I just saw Sanjay Saint’s TEDx UofM-talk and have to say that I was impressed. The message is clear, the characters portrayed recognizable, and the conclusion something we all have to agree with. I “love” his final thoughts (and if you watch the talk to the end you know why I used “love”) and I share his views on compassion. Intentionally we branded our campaign for better infection control as “iCare”.
Hope you enjoy Sanjay’s talk as much as I did: http://www.youtube.com/watch?v=U3MtvvNjUR4&sns=em
2 thoughts on “Hand hygiene – social norms and compassion”
Thanks, Andreas! Glad you liked it. Your blog is terrific!
The example of Dr Ignaz Semmelwies is ever so relevant, not so much from the perspective of “hand washing” and other antiseptic practices, but from the perspective of how his “Evidence Based Practices” were ignored.
Washing hands is a “microcosm” of the larger issue of healthcare facility hygiene, and so by default patient safety.
Einstein defined “insanity” as: “doing the same thing over and over and expecting a different result”.
When it comes to complimenting patient hygiene and safety via facility cleaning practices and protocols, the industry is consistently demonstrating a mindset of “insanity” by continuing to use the same Chemistry based agents, (quats, bleaches, oxidizers, enzymes), with the same Physics (sweeping, vacuuming, wiping).

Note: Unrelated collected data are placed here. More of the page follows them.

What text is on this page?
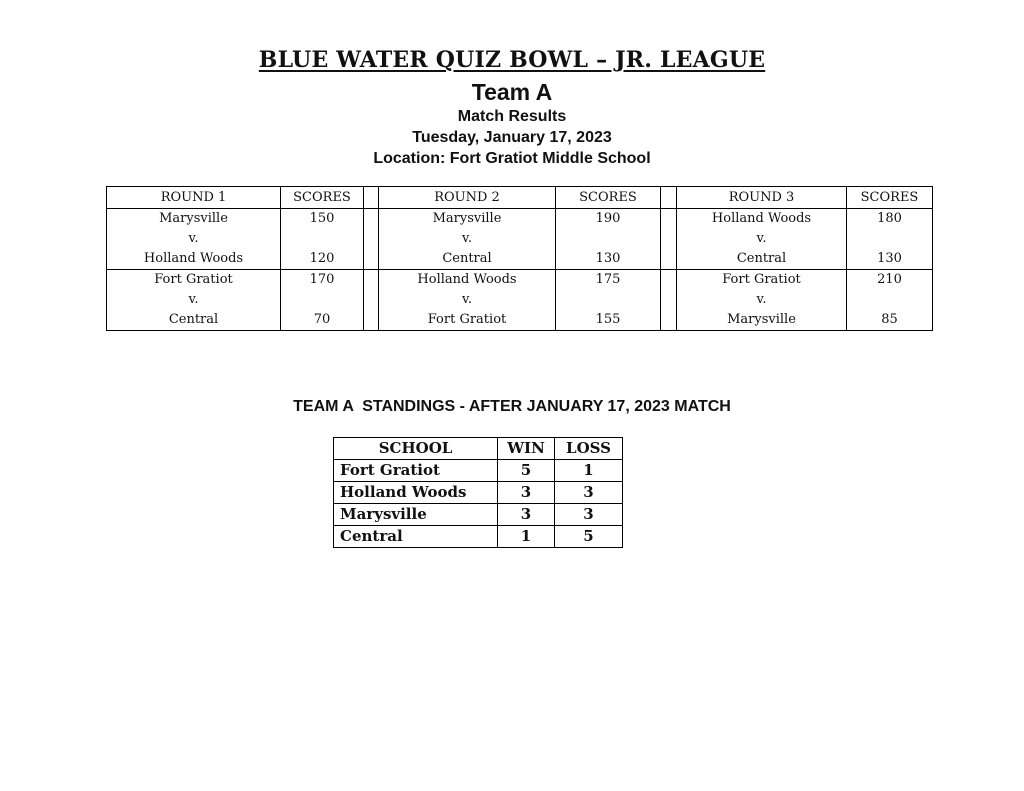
BLUE WATER QUIZ BOWL – JR. LEAGUE
Team A
Match Results
Tuesday, January 17, 2023
Location: Fort Gratiot Middle School
ROUND 1	SCORES		ROUND 2	SCORES		ROUND 3	SCORES
Marysville	150		Marysville	190		Holland Woods	180
v.			v.			v.	
Holland Woods	120		Central	130		Central	130
Fort Gratiot	170		Holland Woods	175		Fort Gratiot	210
v.			v.			v.	
Central	70		Fort Gratiot	155		Marysville	85
TEAM A STANDINGS - AFTER JANUARY 17, 2023 MATCH
SCHOOL	WIN	LOSS
Fort Gratiot	5	1
Holland Woods	3	3
Marysville	3	3
Central	1	5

Admittedly there have been new and stronger chemistry products (such as 6th generation quats) and equipment innovations (microfiber clothes) but in essence it is still the same old approach of attempting to “kill everything”, the good and the bad bacteria. And as we can see this approach is not really working, especially in the face of the evolution of Superbugs such as MRSA.
The evidence is that the established practices of using the conventional Chemistry and Physics to address the needs of Healthcare Facility Hygiene are not as effective as needed; 2 million affected patients a year in the USA for example.
One of the reasons for this is that the conventional combination of Chemistry and Physics doesn’t remove biofilm. The CDC notes that biofilm, produced by pathogens, makes those same pathogens 500 Xs to 1,000 Xs more resistant to disinfectants and sanitizers by preventing them getting to the cell wall. So removing biofilm is a very important component / objective of facility cleaning protocols.
Just as Dr Semmelweis understood that washing hands was critical to patient safety, so to is the removal of biofilm.
Probiotic Cleaners represent a modern day instance of Dr Semmelweis’s appreciation of the need to adopt the evidence based practice of hand washing!
Probiotic Cleaners utilize the principle of Competitive Exclusion, whereby when two species compete for an available food source, one will out consume the other and survive, whilst the other starves to death. Probiotic Cleaners introduce an over abundance of healthy, safe probiotic bacteria onto a surface, they out consume the pathogens, and dismantle the biofilm that protects them, leaving the pathogens without food and without a protective barrier.
Furthermore there remains on the surface a protective layer of healthy, safe probiotic bacteria that inhibit the recolonization of the surface by pathogens.
Looking at the experiences in agricultural livestock, HVAC maintenance, and horticulture, the utilization of Probiotic Cleaners has demonstrated consistently to be effective at addressing the presence of biofilm, and in doing so, addressing the presence of harmful pathogens.
In swine barns where Probiotic Cleaners have replaced conventional disinfectant cleaners the instances of PEDv (Porcine Epidemic Diarrhea virus) and PRRS (Porcine Reproductive and Respiratory Syndrome) have been eliminated.
In poultry barns where Probiotic Cleaners were used according to manufacturer’s protocols, there were no outbreaks of the Bird Flu which in 2015 wiped out 50 million commercial turkeys and chickens in the USA.
In HVAC applications Probiotic Cleaners are used to address the presence of biofilm on heat exchange surfaces (such as evaporator and condenser coils). Biofilm is the greatest impediment to the thermal transfer efficiency of heat exchange surfaces, and the extent and duration of the effectiveness of cleaning with Probiotic Cleaners has been very accurately measured, and shown to be superior to conventional chemistry approaches.
So just as we started to question why was Dr Semmelweis so ridiculed by his piers for what was clearly proven to be superior evidence based practices, why does the Healthcare industry continue to use the same Chemistry and Physics offerings that can be shown to have done little to address the increases in Hospital Acquired Infections?
I find it ironic that an offering that has been proven to save agricultural livestock, and enable livestock farmers move to Antibiotic Free animal protein production, is being shunned by the Healthcare industry when so many lives are being lost every year.
Must we still endure the same “active resistors” and “organizational constipators” that Dr Sanjay Saint refers to in this presentation the same way Dr Semmelweis did when it come to the adoption of evidence based practices that could contribute to saving lives?